Show that there exist $x\in X$ such that $x\notin\bigcup_{n=1}^{\infty}{A_n}$. Let $X$ a compact Hausdorff topological space. Let $\{A_n\}_{n\in\mathbb{Z}^{+}}$ a collection of countable closed, such that the interior of $A_{n}$ is empty, for all $n\in\mathbb{Z}^{+}$. Show that, there exist  $x\in X$ such that $x\notin\bigcup_{n=1}^{\infty}{A_n}$.
So, I know this union has empty interior, Prob. 5, Sec. 27 in Munkres. But, if the interior of the union is empty, maybe there exist a point in the boundary of $\bigcup_{n=1}^{\infty}{A_n}$. 
Can give me some hint, or any idea to prove this, pls. Thanks! 
 A: Any Compact Hausdorff space is a Baire space.
And any non-empty open set in a baire space is of the second category, that is it cannot be written as countable union of nowhere dense sets.
The sets $A_n$ are all nowhere dense as they are closed and has an empty interior, and since $X$ is open in itself so $X\neq \bigcup_{n=1}^{\infty}{A_n}$, hence there exists $x\in X$ such that $x\notin\bigcup_{n=1}^{\infty}{A_n}$.
A: Elaborating on Robert Israel's comment:  let $x\in X$ be such that $x \not\in \cup_{n=1}^{\infty} A_n$. Then there exists an open ball $B(x,r)$ of some positive radius $r>0$ centred at $x$ (because $X$ is a compact Hausdorff space) and so we claim that $B(x,r)\not\subset \left( \cup_{n=1}^{\infty}A_n \right)$.  Suppose the ball were contained in the union: then by the definition of interior the ball would be contained in that (because it's an open set) -- but we know that $\cup_{n=1}^{\infty}A_n$ has empty interior.

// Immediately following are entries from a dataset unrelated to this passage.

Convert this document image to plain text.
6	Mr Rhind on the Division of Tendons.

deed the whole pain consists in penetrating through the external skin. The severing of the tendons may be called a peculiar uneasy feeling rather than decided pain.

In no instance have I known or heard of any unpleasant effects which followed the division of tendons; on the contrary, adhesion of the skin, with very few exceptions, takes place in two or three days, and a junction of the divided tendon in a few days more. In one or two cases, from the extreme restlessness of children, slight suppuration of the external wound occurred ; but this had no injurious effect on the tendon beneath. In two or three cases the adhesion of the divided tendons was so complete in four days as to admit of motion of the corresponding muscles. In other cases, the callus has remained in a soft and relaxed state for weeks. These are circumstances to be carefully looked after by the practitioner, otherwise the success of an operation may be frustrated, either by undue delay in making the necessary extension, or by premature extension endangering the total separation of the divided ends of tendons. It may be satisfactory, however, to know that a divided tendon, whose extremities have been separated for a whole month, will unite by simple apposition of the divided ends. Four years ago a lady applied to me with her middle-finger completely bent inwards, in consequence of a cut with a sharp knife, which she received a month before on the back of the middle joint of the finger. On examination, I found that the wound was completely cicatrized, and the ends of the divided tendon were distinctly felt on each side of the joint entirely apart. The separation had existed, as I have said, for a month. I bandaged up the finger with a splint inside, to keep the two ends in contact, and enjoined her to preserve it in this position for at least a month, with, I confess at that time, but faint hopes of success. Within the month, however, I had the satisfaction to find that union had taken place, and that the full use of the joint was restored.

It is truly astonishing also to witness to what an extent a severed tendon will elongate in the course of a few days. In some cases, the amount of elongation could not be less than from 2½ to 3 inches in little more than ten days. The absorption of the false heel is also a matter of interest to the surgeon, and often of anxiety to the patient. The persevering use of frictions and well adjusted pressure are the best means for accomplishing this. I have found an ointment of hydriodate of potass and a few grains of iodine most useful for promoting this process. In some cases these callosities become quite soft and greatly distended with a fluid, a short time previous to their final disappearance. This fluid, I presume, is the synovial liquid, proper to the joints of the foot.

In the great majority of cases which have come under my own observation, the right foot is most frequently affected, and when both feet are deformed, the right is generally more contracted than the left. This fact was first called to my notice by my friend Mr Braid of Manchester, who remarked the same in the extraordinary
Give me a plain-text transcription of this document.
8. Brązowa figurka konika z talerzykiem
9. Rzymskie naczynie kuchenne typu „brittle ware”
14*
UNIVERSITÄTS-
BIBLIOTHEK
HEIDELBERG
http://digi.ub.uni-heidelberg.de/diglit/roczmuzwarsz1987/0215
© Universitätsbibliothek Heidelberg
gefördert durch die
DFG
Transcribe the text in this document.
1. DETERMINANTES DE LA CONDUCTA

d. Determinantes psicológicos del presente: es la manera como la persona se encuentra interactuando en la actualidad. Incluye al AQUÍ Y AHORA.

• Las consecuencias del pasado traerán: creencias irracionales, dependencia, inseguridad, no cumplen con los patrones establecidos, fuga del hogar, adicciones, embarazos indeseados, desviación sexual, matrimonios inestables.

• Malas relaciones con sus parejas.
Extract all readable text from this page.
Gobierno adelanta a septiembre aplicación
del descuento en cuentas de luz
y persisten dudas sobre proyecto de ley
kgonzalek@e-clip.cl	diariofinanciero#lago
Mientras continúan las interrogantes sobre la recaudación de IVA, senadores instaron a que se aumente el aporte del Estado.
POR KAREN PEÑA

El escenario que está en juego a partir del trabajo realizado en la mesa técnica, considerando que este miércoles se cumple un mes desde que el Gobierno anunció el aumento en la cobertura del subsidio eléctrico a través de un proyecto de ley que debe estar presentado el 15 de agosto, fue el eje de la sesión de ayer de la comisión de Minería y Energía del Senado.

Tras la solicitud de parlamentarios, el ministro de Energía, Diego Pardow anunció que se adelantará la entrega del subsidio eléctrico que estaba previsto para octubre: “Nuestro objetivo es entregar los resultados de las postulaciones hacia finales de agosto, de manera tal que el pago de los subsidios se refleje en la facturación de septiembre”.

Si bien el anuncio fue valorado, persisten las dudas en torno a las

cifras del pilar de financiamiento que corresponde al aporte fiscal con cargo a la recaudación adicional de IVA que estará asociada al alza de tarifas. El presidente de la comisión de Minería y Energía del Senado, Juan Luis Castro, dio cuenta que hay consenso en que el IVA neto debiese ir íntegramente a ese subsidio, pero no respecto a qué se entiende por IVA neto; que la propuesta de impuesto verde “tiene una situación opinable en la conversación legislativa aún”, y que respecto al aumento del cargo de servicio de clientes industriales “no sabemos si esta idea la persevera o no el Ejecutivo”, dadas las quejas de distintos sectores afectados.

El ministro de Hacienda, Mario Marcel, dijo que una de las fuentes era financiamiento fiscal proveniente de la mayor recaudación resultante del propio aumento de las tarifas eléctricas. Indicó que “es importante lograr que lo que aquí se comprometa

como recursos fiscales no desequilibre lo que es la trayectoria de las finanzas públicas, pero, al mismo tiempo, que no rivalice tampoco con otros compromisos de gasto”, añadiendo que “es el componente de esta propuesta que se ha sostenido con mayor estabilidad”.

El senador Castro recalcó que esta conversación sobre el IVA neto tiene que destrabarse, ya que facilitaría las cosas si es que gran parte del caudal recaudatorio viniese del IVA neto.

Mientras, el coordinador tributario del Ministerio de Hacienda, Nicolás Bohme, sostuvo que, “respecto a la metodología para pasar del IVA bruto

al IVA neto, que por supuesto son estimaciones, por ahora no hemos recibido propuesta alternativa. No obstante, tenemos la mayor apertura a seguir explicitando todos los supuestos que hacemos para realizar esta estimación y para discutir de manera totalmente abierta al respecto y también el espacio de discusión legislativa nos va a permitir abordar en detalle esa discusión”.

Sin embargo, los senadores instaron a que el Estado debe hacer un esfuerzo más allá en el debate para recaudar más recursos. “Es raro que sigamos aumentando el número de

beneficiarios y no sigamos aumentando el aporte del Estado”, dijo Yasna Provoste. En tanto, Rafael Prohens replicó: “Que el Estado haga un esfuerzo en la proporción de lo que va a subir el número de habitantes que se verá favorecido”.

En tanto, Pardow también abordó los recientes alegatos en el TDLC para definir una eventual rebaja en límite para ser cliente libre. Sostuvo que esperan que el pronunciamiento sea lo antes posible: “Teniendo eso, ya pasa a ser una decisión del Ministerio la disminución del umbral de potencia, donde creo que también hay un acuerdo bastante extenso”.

Since $B(x,r)\not\subset \left( \cup_{n=1}^{\infty}A_n \right)$ there exists some $p\in B(x,r)\in X$ with $p\not\in \cup_{n=1}^{\infty}A_n$, which is what you wanted to show.
There is an extra point for completeness: if $X=\cup_{n=1}^{\infty}A_n$ then our assumption we can find an $x$ not in the union doesn't hold -- but then as Arpan1729 says $X$ would not be compact Hausdorff at that point, so we don't need to worry.
A: $X \setminus A_n$ is dense as $\overline{X \setminus A_n} = X\setminus \operatorname{Int}(A_n) = X$, and open as the $A_n$ are closed. 
So $$\bigcap_n (X \setminus A_n) = X \setminus (\bigcup_n A_n)$$ is dense by Baire's theorem, so $\bigcup_n A_n \neq X$. (the empty set is not dense as $X \neq \emptyset$; we can even say $\operatorname{Int}(\bigcup_n A_n) = \emptyset$, or this interior would be a non-empty open set disjoint from the dense set.